Yazar'ın anlatımından..Ders bitmiş, çoktan öğlen vakti gelmişti.
Zeren her zaman olduğu gibi bahçeye çıkmış, arkadaşlarıyla beraber yemekhaneye inmişti.
Yemekhaneye inerken içinden dualar ediyor, onunla karşılaşmamayı umuyordu. Ancak yemekhaneye girer, girmez onu bir masada arkadaşları ve sevgilisiyle beraber otururken bulmuştu.
Normalde Han o içeriye girer girmez ona bakar, sanki onun orada olduğunu hissedermiş gibi, anında bakışları onu bulurdu. Ancak bu sefer öyle olmamıştı. Han derin bakışlarla bakmayı bırak, kafasını kaldırıp Zeren'e bakmamıştı bile.

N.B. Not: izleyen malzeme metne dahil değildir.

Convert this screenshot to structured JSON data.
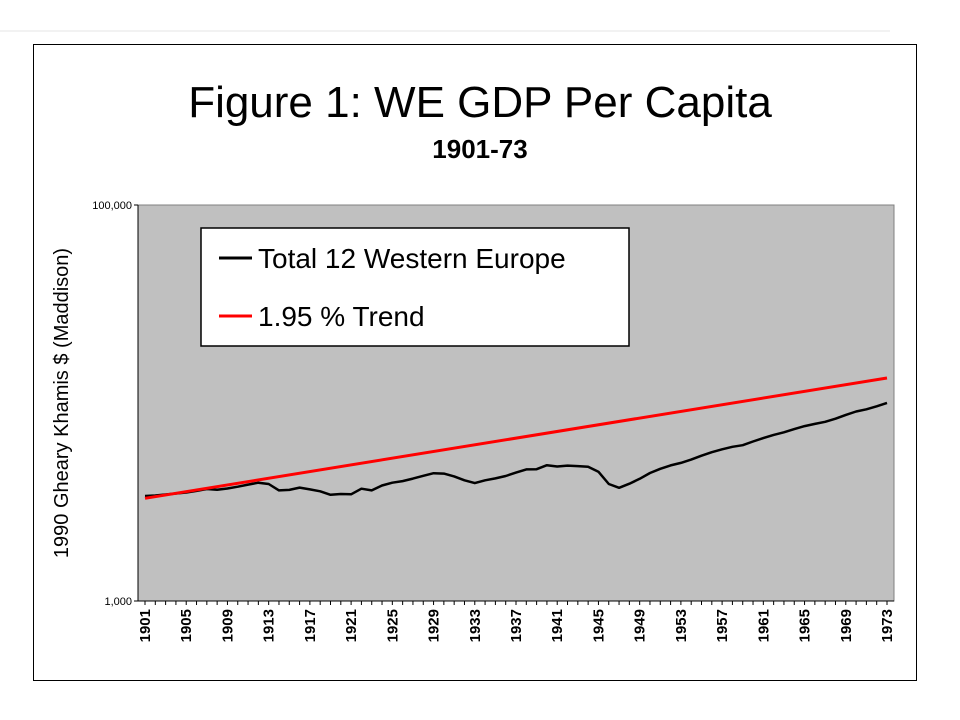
{
  "chart_data": {
    "type": "line",
    "title": "Figure 1: WE GDP Per Capita",
    "subtitle": "1901-73",
    "ylabel": "1990 Gheary Khamis $ (Maddison)",
    "xlabel": "",
    "y_scale": "log",
    "ylim": [
      1000,
      100000
    ],
    "y_ticks": [
      "1,000",
      "100,000"
    ],
    "x_range": [
      1901,
      1973
    ],
    "x_ticks": [
      "1901",
      "1905",
      "1909",
      "1913",
      "1917",
      "1921",
      "1925",
      "1929",
      "1933",
      "1937",
      "1941",
      "1945",
      "1949",
      "1953",
      "1957",
      "1961",
      "1965",
      "1969",
      "1973"
    ],
    "plot_background": "#c0c0c0",
    "legend_position": "top-left",
    "series": [
      {
        "name": "Total 12 Western Europe",
        "color": "#000000",
        "x": [
          1901,
          1902,
          1903,
          1904,
          1905,
          1906,
          1907,
          1908,
          1909,
          1910,
          1911,
          1912,
          1913,
          1914,
          1915,
          1916,
          1917,
          1918,
          1919,
          1920,
          1921,
          1922,
          1923,
          1924,
          1925,
          1926,
          1927,
          1928,
          1929,
          1930,
          1931,
          1932,
          1933,
          1934,
          1935,
          1936,
          1937,
          1938,
          1939,
          1940,
          1941,
          1942,
          1943,
          1944,
          1945,
          1946,
          1947,
          1948,
          1949,
          1950,
          1951,
          1952,
          1953,
          1954,
          1955,
          1956,
          1957,
          1958,
          1959,
          1960,
          1961,
          1962,
          1963,
          1964,
          1965,
          1966,
          1967,
          1968,
          1969,
          1970,
          1971,
          1972,
          1973
        ],
        "values": [
          3390,
          3410,
          3450,
          3490,
          3530,
          3600,
          3680,
          3650,
          3700,
          3780,
          3870,
          3960,
          3900,
          3620,
          3640,
          3740,
          3660,
          3580,
          3440,
          3470,
          3460,
          3690,
          3620,
          3830,
          3960,
          4030,
          4150,
          4290,
          4420,
          4400,
          4260,
          4070,
          3940,
          4070,
          4160,
          4280,
          4450,
          4620,
          4630,
          4850,
          4780,
          4830,
          4800,
          4760,
          4500,
          3900,
          3730,
          3910,
          4140,
          4430,
          4650,
          4840,
          4980,
          5180,
          5420,
          5640,
          5840,
          6010,
          6120,
          6390,
          6650,
          6900,
          7110,
          7380,
          7640,
          7840,
          8040,
          8330,
          8710,
          9060,
          9290,
          9620,
          10010
        ]
      },
      {
        "name": "1.95 % Trend",
        "color": "#ff0000",
        "x": [
          1901,
          1973
        ],
        "values": [
          3300,
          13380
        ]
      }
    ]
  }
}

Zeren onu görmediğini düşünmüştü. O da ona bakmamaya özen göstermiş, yemeğini alarak boş bir masa aramıştı.
"Şuradaki masa boş." Kerem'in gösterdiği masaya baktığında, hemen reddetmişti. Çünkü o masa Han ve arkadaşlarının oturduğu masanın tam karşındaydı. Han'ın onu farketmediğini düşünüyordu. Şimdi o masaya oturursa onu farkedecek, yine onun derin bakışları karşısında ezilecekti.
Zeren her ne kadar reddetse de yemekhanede başka boş masa olmadığından, Han'ın tam karşısına oturmak mecburiyetinde kalmıştı.
Ancak yine de Han'dan beklediği tepkiyi alamamıştı. Tam karşısında oturmasına rağmen, Han kafasını kaldırıp ona bakmamış, arkadaşlarıyla gülüşerek yemeğini yemeğe devam etmişti.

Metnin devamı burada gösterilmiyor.